US food prices rose 7.4% in January from a year earlier. Since the demand for food is generally not very sensitive to price changes – people need to eat regardless of the expense – an increase in the cost of food production is usually passed on to consumers.
The biggest risk to the US economy
This brings us to the Federal Reserve.
The US central bank is very worried about the pace of inflation in the US and plans to raise interest rates to combat it. What is happening in Ukraine could complicate his plans. If the crisis in Ukraine adds to upward pressure on prices, it may fuel inflation and force the Fed to take more drastic measures.
Some economists believe that the United States could soon see inflation of 10% – compared to 7.5% currently – in the event of a full-scale invasion, as we are currently seeing. The United States has not experienced such high inflation since October 1981.
If the Fed decides it needs to act more forcefully to get inflation under control, it would not only increase borrowing costs for businesses and consumers — affecting everything from business loans to mortgages and student debt — but could put the economy at risk of recession.

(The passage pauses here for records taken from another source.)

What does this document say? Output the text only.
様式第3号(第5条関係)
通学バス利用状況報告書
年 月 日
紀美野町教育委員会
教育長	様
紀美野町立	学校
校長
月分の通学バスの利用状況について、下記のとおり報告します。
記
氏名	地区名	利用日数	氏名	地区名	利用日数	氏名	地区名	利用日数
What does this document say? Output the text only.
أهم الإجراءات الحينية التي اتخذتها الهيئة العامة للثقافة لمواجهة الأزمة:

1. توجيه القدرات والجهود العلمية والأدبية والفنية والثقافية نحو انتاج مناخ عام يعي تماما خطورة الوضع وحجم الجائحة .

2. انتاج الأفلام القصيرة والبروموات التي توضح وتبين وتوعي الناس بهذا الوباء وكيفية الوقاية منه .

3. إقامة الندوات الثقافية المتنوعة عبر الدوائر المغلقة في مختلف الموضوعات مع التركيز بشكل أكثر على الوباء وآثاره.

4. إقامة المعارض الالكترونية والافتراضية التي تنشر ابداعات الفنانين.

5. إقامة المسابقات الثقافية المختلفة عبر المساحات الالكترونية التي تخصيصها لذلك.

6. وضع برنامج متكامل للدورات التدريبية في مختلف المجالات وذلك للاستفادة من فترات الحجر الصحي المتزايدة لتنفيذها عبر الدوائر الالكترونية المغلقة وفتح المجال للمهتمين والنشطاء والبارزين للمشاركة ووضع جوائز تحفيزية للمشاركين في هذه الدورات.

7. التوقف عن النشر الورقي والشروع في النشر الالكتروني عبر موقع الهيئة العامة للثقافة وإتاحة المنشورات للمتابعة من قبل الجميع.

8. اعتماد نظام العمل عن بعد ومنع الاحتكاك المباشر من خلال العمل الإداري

At the same time, the crisis could have a moderating effect on interest rates. In times of crisis and uncertainty, investors often put their money in the safest assets they can find – in a so-called flight to quality. US government bonds and other dollar-denominated assets are often considered the safest, and increased demand for these assets could lead to lower interest rates.
The Ukrainians themselves will of course pay the highest costs of the Russian invasion, in terms of loss of life, economic costs and potentially the loss of their government. But the conflict, however remote it may seem, will impact people everywhere. And the blow to Americans’ wallets may be closer than you think.